Debate ocorreu nesta terça (2) durante a mesa: BRICS e os desafios da governança global no século XXI, realizada na Cúpula Popular dos Brics, no Rio de Janeiro

Foto: Priscila Ramos

Por Luiz Felipe Ribeiro Albuquerque
Da Página do MST

A hegemonia estadunidense, no âmbito político e econômico, já não é mais a mesma do que em décadas anteriores; as múltiplas crises que assolam a humanidade se intensificam cada vez mais; diante de um cenário de crise, crescem as tensões geopolíticas; e as resistências dos povos se apresentam de forma tímida, dificultando o nascimento de uma nova proposta capaz de superar a velha ordem mundial.

Essa pode ser a síntese do debate realizado na manhã desta terça-feira (2) durante a mesa: BRICS e os desafios da governança global no século XXI, realizada na Cúpula Popular dos Brics, na cidade do Rio de Janeiro.

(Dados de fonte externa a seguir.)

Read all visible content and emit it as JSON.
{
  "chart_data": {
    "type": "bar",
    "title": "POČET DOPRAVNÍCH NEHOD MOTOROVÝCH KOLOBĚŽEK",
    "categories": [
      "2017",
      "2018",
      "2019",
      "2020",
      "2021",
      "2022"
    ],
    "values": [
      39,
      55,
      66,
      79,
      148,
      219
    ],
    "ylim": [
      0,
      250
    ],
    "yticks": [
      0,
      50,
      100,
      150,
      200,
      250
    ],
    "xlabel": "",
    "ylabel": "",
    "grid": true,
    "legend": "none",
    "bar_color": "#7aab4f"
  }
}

Para o jornalista e analista político Breno Altman, a atual crise de governança e das instituições globais representa a crise da ordem mundial constituída na década de 1990, a partir da dissolução da União Soviética e o surgimento de um mundo unipolar sob a liderança dos EUA. “Nós vivemos hoje um período de transição. A ordem estabelecida a partir de 1991, baseada na hegemonia do sistema imperialista liderado pelos Estados Unidos, está em crise, e ela submete toda a governança mundial também a uma crise de largas proporções”, observa. 

Para ele, o cenário internacional está marcado pelo conflito entre “essa velha ordem moribunda e uma nova ordem que ainda não amadureceu e não se consolidou no planeta”, acredita.

Breno Altman. Foto: Priscila Ramos

Diante de um cenário incerto e nebuloso, Altman aponta que não se deve subestimar as forças da velha ordem representada pelos países do Norte Global, e tampouco devemos superestimar o potencial de uma nova ordem que busca se consolidar como alternativa, como o caso do BRICS.

“Se alguém entre nós tem a expectativa de que a crise da institucionalidade mundial possa ser resolvida a curto e médio prazo, lamento dizer que está com ilusões acerca de como o mundo funciona hoje. Eu não acredito que seja possível a construção de uma nova institucionalidade antes que a velha ordem criada em 1991 esteja morta e enterrada. E esta ordem unipolar, baseada na hegemonia norte-americana, terá que ser derrotada antes que venha a emergir uma nova institucionalidade internacional”, analisa.

Nesse sentido, o indonésio Ah Maftuchan, membro do Conselho Civil do Brics e pesquisador sênior da PRAKARSA, acredita que é preciso intensificar cada vez mais a participação da sociedade civil organizada no bloco oficial do BRICS. “O BRICS e o Sul Global precisam fortalecer a cooperação social para lidar com os desafios atuais. Isso significa que o BRICS deve se tornar uma plataforma com impactos direto na sociedade, e não apenas um fórum de alto escalão”.

Fotos: Priscila Ramos

Ahmed Hussen, presidente do Conselho das Organizações da Sociedade Civil da Etiópia (ECSOC), destacou que o BRICS precisa representar uma ordem multilateral mais inclusiva e representativa, mas que para isso é preciso avançar na cooperação Sul-Sul e no fortalecimento das parcerias entre estas nações em áreas de desenvolvimento, comércio, tecnologia, energia e segurança, por exemplo. 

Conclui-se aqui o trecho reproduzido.